Scott Wiener’s SB 50 Housing Demolition Bill, a Credibility Crisis with Social Justice California
State Sen. Scott Wiener, author of housing bills SB 50 and SB 827, faces a credibility crisis after convincing The New York Times and California media that he “learned his lesson” when his SB 827 went down in flames.
In December, Wiener announced he was working with top social justice groups to assure that his new bill SB 50 had a heart. Top media ran stories based on Wiener’s leak — he said he was working with a key social justice group, ACT-LA, to protect the working-class by crafting a “gentler” SB 50.
But talks between Wiener and ACT-LA quietly fell apart long ago. Now he faces a growing credibility gap. Wiener’s SB 50 wrongly targets thousands of middle-class, poor, well-off and historical residential areas, by rewarding developers who buy out and demolish thousands of vibrant neighborhoods to make way for outsized apartment towers with zero parking or “setbacks.”

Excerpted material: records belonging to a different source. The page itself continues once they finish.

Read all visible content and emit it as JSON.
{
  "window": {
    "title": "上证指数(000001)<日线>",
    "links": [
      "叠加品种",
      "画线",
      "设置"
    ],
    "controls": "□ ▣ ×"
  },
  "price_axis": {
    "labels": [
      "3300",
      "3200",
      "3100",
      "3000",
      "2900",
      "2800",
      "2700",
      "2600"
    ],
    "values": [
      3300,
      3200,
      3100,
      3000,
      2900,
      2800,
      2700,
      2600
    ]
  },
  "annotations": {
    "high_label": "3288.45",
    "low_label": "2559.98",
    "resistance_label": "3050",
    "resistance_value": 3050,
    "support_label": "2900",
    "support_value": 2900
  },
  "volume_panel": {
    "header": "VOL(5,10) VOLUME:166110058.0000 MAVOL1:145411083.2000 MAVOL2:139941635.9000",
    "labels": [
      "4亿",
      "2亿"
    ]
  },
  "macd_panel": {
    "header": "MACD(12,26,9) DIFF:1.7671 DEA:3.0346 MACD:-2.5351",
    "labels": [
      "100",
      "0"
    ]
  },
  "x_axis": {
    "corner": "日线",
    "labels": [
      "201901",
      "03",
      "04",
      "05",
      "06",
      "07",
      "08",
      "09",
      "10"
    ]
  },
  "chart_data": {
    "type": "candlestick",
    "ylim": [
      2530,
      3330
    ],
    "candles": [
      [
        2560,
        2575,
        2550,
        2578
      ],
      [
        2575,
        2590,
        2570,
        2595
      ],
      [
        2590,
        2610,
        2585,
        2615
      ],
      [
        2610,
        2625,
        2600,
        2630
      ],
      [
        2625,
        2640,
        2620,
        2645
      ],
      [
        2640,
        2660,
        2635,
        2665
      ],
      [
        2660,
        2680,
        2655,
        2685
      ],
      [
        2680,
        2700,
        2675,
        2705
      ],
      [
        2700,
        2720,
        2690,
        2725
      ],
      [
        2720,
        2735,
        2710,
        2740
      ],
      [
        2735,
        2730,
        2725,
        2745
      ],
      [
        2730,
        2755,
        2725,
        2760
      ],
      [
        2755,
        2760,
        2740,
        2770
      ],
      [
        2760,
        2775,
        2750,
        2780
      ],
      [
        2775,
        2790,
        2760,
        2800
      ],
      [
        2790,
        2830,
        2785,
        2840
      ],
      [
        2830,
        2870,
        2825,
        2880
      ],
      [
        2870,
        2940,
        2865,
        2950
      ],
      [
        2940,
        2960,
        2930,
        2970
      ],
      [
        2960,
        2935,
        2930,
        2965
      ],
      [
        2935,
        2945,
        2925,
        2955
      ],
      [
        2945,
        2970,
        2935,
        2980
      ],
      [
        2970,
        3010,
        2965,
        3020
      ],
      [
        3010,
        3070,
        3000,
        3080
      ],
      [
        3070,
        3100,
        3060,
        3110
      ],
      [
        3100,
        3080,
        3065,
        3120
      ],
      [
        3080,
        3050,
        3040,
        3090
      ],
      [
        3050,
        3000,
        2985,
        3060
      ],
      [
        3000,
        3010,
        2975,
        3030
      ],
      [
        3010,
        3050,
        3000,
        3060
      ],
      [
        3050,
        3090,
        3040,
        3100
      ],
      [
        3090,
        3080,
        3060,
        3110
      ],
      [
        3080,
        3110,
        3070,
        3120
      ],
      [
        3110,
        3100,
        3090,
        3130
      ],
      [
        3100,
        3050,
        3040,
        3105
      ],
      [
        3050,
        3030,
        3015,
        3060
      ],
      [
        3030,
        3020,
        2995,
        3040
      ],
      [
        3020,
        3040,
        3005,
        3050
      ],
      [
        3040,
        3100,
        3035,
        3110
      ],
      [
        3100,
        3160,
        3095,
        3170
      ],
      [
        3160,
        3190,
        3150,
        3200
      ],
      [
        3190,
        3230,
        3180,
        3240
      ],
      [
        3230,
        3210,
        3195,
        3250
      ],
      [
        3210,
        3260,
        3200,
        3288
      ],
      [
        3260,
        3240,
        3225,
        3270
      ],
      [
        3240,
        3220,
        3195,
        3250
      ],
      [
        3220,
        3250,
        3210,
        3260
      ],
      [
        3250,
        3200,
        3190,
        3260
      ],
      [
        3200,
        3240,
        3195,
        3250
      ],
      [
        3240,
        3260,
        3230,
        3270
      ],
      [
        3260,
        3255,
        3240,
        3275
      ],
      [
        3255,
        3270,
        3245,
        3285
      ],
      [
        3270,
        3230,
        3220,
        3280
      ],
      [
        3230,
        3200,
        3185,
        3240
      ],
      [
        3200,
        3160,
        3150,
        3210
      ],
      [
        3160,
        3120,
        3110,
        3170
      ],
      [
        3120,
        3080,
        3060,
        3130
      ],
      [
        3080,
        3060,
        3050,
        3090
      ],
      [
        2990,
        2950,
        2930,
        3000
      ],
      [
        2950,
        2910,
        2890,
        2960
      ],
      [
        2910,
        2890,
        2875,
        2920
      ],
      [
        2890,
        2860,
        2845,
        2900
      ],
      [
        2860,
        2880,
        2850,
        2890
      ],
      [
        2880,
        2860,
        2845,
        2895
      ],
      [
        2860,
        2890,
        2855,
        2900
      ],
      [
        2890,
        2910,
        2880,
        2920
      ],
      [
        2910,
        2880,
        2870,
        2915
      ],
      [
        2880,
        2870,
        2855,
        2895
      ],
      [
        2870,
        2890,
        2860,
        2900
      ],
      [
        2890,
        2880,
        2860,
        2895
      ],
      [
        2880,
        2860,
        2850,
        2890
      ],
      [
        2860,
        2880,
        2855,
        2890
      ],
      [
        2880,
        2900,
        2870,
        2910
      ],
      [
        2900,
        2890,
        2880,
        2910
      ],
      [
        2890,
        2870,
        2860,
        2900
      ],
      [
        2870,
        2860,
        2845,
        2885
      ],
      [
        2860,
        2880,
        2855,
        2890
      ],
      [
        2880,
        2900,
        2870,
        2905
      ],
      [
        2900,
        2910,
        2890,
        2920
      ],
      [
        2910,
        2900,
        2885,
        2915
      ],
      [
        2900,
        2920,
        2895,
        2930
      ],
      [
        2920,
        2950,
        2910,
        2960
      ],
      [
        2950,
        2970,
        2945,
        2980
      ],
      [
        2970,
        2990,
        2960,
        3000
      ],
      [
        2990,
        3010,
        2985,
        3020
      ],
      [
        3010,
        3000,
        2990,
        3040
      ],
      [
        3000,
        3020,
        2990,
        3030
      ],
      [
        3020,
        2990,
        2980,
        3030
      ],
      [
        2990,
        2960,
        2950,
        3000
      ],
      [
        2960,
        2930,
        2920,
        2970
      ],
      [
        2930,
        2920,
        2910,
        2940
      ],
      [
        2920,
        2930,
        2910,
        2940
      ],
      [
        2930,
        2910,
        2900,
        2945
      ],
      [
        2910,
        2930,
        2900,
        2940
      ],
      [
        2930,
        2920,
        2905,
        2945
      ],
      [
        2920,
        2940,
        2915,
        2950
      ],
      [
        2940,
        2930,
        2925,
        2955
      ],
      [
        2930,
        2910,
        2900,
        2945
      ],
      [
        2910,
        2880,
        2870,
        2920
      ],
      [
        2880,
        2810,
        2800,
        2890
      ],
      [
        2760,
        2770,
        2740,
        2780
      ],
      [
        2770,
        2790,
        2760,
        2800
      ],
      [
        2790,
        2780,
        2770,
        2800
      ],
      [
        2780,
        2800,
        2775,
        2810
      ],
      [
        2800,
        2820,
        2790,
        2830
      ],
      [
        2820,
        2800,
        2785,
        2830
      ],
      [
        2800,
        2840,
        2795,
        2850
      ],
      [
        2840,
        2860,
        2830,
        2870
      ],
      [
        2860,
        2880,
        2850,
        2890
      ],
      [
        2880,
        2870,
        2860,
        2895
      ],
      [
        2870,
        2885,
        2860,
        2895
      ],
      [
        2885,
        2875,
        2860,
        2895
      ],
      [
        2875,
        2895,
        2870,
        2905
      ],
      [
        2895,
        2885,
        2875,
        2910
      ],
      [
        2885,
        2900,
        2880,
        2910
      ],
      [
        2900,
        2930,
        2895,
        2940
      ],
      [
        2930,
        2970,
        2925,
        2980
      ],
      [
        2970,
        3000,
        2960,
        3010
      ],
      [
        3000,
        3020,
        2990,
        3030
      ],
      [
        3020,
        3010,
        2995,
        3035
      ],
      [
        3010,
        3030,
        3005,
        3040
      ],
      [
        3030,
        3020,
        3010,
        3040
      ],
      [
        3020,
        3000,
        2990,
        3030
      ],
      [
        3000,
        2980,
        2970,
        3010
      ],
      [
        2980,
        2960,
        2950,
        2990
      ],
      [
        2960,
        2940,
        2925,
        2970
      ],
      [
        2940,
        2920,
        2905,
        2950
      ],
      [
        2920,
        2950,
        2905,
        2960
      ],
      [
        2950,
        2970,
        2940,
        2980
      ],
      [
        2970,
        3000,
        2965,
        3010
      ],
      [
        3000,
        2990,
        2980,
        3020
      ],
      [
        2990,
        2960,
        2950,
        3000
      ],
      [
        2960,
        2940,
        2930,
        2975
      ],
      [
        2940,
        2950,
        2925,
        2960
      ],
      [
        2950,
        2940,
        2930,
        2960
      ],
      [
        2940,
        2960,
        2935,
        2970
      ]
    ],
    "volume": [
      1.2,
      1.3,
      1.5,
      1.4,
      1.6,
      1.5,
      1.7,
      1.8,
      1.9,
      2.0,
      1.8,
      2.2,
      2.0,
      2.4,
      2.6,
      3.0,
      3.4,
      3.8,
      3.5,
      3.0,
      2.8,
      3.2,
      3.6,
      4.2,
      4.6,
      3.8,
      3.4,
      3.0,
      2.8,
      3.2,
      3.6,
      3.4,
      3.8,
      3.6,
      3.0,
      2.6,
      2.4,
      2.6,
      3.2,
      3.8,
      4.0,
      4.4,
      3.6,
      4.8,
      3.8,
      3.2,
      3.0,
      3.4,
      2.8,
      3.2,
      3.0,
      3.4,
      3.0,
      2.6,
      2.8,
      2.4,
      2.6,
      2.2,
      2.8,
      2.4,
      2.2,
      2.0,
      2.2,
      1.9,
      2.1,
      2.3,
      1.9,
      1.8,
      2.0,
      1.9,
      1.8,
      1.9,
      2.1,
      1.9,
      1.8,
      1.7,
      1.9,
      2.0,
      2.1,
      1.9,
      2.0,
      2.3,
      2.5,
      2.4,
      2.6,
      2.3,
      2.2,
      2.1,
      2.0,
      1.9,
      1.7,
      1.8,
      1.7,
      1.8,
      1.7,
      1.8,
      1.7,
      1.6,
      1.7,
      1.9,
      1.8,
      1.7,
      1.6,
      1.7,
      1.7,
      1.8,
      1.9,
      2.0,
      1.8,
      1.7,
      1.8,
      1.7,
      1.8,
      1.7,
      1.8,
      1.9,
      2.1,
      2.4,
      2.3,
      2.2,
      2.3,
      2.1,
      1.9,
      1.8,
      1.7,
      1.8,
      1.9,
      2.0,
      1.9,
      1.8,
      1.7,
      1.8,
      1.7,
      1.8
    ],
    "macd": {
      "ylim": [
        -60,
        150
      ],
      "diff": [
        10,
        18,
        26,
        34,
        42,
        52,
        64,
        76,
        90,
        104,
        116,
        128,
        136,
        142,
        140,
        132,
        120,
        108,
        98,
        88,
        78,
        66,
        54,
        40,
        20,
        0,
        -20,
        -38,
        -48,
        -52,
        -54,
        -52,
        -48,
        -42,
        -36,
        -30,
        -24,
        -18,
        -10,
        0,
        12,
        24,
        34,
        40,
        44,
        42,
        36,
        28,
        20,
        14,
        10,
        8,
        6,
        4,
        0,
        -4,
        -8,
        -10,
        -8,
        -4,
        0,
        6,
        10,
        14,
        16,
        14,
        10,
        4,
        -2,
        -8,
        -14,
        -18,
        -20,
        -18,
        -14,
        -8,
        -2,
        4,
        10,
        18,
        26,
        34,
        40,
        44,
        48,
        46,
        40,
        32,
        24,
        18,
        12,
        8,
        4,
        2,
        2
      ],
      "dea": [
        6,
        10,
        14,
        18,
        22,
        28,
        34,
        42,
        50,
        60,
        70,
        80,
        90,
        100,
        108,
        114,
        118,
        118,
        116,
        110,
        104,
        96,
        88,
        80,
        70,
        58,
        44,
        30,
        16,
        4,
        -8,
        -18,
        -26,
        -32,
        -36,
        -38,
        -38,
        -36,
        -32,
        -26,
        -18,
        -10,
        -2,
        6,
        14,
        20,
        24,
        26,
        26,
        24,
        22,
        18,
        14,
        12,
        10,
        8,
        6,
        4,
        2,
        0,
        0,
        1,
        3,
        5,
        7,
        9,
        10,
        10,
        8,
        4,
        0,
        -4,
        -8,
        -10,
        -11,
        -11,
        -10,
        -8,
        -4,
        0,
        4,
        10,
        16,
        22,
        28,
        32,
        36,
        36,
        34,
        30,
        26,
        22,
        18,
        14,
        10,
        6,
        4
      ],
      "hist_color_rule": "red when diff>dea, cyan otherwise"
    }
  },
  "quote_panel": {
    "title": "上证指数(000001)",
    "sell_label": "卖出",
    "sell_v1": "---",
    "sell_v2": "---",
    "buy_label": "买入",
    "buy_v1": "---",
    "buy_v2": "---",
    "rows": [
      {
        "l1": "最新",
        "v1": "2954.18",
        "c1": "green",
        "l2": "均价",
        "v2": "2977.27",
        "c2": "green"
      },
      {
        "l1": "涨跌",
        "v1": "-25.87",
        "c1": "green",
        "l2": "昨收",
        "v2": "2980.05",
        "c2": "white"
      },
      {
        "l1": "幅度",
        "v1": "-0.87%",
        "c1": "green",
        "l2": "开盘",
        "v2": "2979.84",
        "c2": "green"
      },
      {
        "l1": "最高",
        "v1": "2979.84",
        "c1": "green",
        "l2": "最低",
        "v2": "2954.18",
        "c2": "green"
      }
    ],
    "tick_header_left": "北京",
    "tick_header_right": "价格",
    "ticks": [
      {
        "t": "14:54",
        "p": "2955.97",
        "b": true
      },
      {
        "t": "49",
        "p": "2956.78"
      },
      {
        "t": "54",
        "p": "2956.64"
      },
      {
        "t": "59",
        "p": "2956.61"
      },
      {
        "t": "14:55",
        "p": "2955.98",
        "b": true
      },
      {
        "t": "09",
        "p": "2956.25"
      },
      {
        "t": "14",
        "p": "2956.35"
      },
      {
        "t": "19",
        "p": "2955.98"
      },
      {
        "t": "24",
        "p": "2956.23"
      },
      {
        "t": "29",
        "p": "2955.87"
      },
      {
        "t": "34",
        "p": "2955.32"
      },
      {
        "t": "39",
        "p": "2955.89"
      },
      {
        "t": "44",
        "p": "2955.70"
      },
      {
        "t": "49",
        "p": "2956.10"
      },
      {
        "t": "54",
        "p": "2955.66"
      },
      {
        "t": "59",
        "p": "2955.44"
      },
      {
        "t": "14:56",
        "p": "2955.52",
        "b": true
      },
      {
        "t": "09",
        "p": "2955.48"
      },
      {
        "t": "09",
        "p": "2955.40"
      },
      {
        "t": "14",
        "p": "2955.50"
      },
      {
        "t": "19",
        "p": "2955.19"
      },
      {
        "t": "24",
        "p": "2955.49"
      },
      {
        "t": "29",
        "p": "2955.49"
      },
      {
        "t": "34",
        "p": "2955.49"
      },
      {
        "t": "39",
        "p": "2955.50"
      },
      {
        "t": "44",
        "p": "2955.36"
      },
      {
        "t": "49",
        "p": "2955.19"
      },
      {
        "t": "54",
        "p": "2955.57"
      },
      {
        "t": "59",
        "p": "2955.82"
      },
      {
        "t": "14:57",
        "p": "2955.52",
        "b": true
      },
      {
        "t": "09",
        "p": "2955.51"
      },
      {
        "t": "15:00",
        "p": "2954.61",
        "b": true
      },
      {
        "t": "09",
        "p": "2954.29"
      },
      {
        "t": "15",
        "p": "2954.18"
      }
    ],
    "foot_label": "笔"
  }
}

At an L.A. Affordable Housing Commission hearing on March 20, a packed room was stunned when ACT-LA dispelled the notion that Wiener was working with them. A spokeswoman said ACT-LA hadn’t heard from Sen. Wiener “for quite a while” and Wiener “did not meet our requests.”
Asked by a city official what ACT-LA would do if Wiener ignored them, the ACT-LA spokeswoman said, “We will either be neutral or opposed.” A few days ago, ACT-LA went public, slamming key aspects of SB 50.
Politico, NYT and other major media in December effectively killed serious analysis of the bill by mainstream media, by asserting as fact that SB 50 was a gentler, humane version of SB 827. SB 50 is far more extreme.
On Tuesday, the California Senate Housing Committee will vote on this bill, which some legislative aides say not all legislators understand. Social justice and non-profit groups have strived to get out word about the bill’s opaque and misleading “Russian nesting egg” layers, by publishing rounds of infographics, searchable maps, charts, and analysis.
In coming days, top social justice groups will oppose SB 50. It is fatally flawed, rewarding developers who overrun vibrant residential areas, gutting them for towers up to 85 feet (8 stories) in height. SB 50 targets all community types, from mansions in Larchmont to “starter homes” in Boyle Heights, South L.A. and S.F. Valley — our crucially valuable working-class homes that are the No. 1 path to joining the middle-class in America.
Tomorrow, Cesar Chavez Day, the Coalition to Preserve LA will release its list of SB 50 Most-Threatened Towns & Communities in California based on this searchable, zoomable “SB 50 Wipeout Zones Map.” (Find your neighborhood or your own home on the map.)
Topping the list of SB 50 Most-Threatened Towns & Communities will be a 43% homeowner community known globally, honored by Hollywood, for the resilience of its mothers and families who resisted gang wars, drug cartels and freeway-builders: East Los Angeles.
East L.A. has survived it all. But it very likely will not survive San Francisco state Sen. Scott Wiener, if SB 50 is made law.